The spec forbids reading the HTTP status code (or anything like it) from the WebSocket object because otherwise the WebSocket object could be used to probe non-WebSocket endpoints, which would be a security issue:
User agents must not convey any failure information to scripts in a way that would allow a script to distinguish the following situations:
- A server whose host name could not be resolved.
- A server to which packets could not successfully be routed.
- A server that refused the connection on the specified port.
- A server that failed to correctly perform a TLS handshake (e.g., the server certificate can't be verified).
- A server that did not complete the opening handshake (e.g. because it was not a WebSocket server).
- A WebSocket server that sent a correct opening handshake, but that specified options that caused the client to drop the connection (e.g. the server specified a subprotocol that the client did not offer).

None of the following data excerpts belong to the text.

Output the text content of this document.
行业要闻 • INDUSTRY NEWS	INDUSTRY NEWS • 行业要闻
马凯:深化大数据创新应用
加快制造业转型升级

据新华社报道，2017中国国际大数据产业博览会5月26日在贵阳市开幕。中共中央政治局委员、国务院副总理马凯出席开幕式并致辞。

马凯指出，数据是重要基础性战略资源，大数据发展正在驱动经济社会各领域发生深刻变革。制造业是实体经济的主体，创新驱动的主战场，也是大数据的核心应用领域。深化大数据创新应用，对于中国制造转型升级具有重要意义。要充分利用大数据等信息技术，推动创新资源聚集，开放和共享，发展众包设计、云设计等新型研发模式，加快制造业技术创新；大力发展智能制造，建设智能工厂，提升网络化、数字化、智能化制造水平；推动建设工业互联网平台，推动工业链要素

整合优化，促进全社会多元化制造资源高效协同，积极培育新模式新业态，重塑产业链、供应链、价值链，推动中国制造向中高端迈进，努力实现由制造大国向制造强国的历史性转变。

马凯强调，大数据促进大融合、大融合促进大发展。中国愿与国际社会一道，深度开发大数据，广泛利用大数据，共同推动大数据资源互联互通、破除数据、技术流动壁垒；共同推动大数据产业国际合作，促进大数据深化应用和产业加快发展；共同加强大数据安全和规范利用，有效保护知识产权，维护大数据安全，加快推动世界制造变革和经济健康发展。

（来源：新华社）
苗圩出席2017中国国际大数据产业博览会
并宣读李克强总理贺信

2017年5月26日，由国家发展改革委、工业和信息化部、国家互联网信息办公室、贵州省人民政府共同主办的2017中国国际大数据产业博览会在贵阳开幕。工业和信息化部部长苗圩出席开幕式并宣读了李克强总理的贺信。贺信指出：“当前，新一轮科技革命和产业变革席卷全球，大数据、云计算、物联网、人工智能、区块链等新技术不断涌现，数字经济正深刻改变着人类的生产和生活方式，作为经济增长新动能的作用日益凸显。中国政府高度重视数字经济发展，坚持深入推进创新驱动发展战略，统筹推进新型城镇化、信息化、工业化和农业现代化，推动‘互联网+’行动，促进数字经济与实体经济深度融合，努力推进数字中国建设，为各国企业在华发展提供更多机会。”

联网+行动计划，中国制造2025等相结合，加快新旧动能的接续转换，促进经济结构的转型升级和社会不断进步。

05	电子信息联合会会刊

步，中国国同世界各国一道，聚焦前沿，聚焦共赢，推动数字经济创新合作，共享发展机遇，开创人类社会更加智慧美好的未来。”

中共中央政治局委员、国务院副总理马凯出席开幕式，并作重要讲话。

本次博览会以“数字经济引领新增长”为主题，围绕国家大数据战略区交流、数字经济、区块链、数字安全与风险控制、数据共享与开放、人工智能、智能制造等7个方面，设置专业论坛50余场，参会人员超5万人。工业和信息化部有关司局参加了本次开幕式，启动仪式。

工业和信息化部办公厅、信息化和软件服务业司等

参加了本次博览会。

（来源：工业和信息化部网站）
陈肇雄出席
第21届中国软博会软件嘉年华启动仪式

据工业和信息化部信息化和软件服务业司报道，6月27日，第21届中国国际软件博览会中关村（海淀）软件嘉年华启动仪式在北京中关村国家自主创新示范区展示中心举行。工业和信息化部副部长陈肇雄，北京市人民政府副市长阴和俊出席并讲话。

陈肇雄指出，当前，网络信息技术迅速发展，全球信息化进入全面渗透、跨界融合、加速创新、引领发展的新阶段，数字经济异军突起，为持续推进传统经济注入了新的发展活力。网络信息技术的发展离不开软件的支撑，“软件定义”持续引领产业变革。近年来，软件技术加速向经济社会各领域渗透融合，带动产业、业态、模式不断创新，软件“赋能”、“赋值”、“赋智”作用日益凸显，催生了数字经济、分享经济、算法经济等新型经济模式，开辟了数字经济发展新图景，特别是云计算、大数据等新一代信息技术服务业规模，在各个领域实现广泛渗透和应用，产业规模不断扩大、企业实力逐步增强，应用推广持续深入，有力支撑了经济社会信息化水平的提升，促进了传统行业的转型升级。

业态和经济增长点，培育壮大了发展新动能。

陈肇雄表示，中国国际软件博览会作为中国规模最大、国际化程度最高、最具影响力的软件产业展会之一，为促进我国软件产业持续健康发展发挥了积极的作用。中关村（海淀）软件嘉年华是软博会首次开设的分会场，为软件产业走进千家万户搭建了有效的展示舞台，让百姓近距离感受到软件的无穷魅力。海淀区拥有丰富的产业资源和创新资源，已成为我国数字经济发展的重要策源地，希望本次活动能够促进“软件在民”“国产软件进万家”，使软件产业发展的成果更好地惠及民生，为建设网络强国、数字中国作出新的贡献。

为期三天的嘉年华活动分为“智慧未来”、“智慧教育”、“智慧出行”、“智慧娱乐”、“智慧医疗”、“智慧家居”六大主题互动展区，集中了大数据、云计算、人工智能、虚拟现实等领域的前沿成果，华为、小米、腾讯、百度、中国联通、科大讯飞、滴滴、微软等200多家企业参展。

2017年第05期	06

- A WebSocket server that abruptly closed the connection after successfully completing the opening handshake.
There is another way to do it though!
The WebSocket protocol allows for custom close codes:
Status codes in the range 4000-4999 are reserved for private use and thus can't be registered. Such codes can be used by prior agreements between WebSocket applications. The interpretation of these codes is undefined by this protocol.
In your server-side logic, even when you ultimately want to reject the connection (like say the user is currently unauthenticated), do this instead:
- Accept the WebSocket connection
- Immediately close the connection with a custom close status
The client can now look at the CloseEvent.code to know why the connection was rejected.
You don't need to do this every time the server wants to reject a WebSocket connection. For example, I'd still reject the connection with a 4xx HTTP status if the request isn't a proper WebSocket request, or for security reasons (like if the anti-CSWSH Origin check fails). You only need to use the WebSocket close status for cases that you want the client-side logic to handle.